When his disciples ask Jesus to teach them to pray, he tells them:

“When you pray, do not be like the hypocrites, who love to stand and pray in the synagogues and on street corners so that others may see them. Amen, I say to you, they have received their reward. But when you pray, go to your inner room, close the door, and pray to your Father in secret. And your Father who sees in secret will repay you.” (Mathew 6:5-6)

And then Jesus presents them with an example of a communal prayer that stresses the fatherhood of God and acknowledges him as the one to whom all of us owe our daily sustenance, forgiveness, and deliverance from the final trial.

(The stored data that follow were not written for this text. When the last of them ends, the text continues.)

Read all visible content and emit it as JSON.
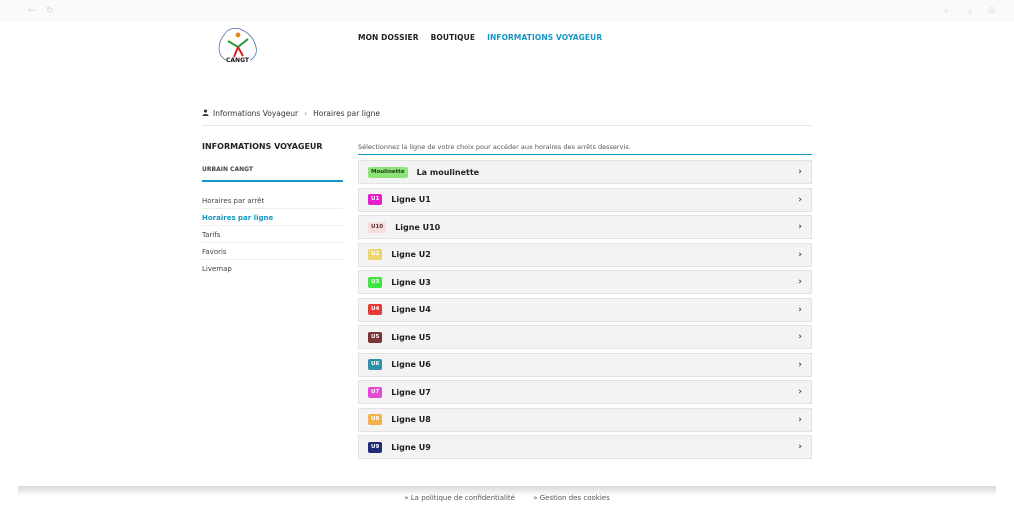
{
  "nav": {
    "items": [
      {
        "label": "MON DOSSIER",
        "active": false
      },
      {
        "label": "BOUTIQUE",
        "active": false
      },
      {
        "label": "INFORMATIONS VOYAGEUR",
        "active": true
      }
    ]
  },
  "logo": {
    "text": "CANGT"
  },
  "breadcrumb": {
    "home": "Informations Voyageur",
    "separator": "›",
    "current": "Horaires par ligne"
  },
  "sidebar": {
    "title": "INFORMATIONS VOYAGEUR",
    "subtitle": "URBAIN CANGT",
    "items": [
      {
        "label": "Horaires par arrêt"
      },
      {
        "label": "Horaires par ligne"
      },
      {
        "label": "Tarifs"
      },
      {
        "label": "Favoris"
      },
      {
        "label": "Livemap"
      }
    ]
  },
  "main": {
    "intro": "Sélectionnez la ligne de votre choix pour accéder aux horaires des arrêts desservis.",
    "lines": [
      {
        "badge": "Moulinette",
        "name": "La moulinette",
        "color": "#8ee37a",
        "text_color": "#1f3d12"
      },
      {
        "badge": "U1",
        "name": "Ligne U1",
        "color": "#e51ecd",
        "text_color": "#ffffff"
      },
      {
        "badge": "U10",
        "name": "Ligne U10",
        "color": "#f6dede",
        "text_color": "#6a3030"
      },
      {
        "badge": "U2",
        "name": "Ligne U2",
        "color": "#ecd56a",
        "text_color": "#ffffff"
      },
      {
        "badge": "U3",
        "name": "Ligne U3",
        "color": "#3fe63f",
        "text_color": "#ffffff"
      },
      {
        "badge": "U4",
        "name": "Ligne U4",
        "color": "#e53a3a",
        "text_color": "#ffffff"
      },
      {
        "badge": "U5",
        "name": "Ligne U5",
        "color": "#7a3434",
        "text_color": "#ffffff"
      },
      {
        "badge": "U6",
        "name": "Ligne U6",
        "color": "#2d8fa8",
        "text_color": "#ffffff"
      },
      {
        "badge": "U7",
        "name": "Ligne U7",
        "color": "#e14ad4",
        "text_color": "#ffffff"
      },
      {
        "badge": "U8",
        "name": "Ligne U8",
        "color": "#f2b24a",
        "text_color": "#ffffff"
      },
      {
        "badge": "U9",
        "name": "Ligne U9",
        "color": "#1f2a7a",
        "text_color": "#ffffff"
      }
    ]
  },
  "footer": {
    "links": [
      {
        "label": "» La politique de confidentialité"
      },
      {
        "label": "» Gestion des cookies"
      }
    ]
  },
  "theme": {
    "accent": "#1597c4"
  }
}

Jesus said to his disciples:
“In praying, do not babble like the pagans,
who think that they will be heard because of their many words.
Do not be like them.
Your Father knows what you need before you ask him.

“This is how you are to pray:

Our Father who art in heaven,
hallowed be thy name,
thy Kingdom come,
thy will be done,
on earth as it is in heaven.
Give us this day our daily bread;
and forgive us our trespasses,
as we forgive those who trespass against us;
and lead us not into temptation,
but deliver us from evil.

“If you forgive men their transgressions,
your heavenly Father will forgive you.
But if you do not forgive men,
neither will your Father forgive your transgressions.”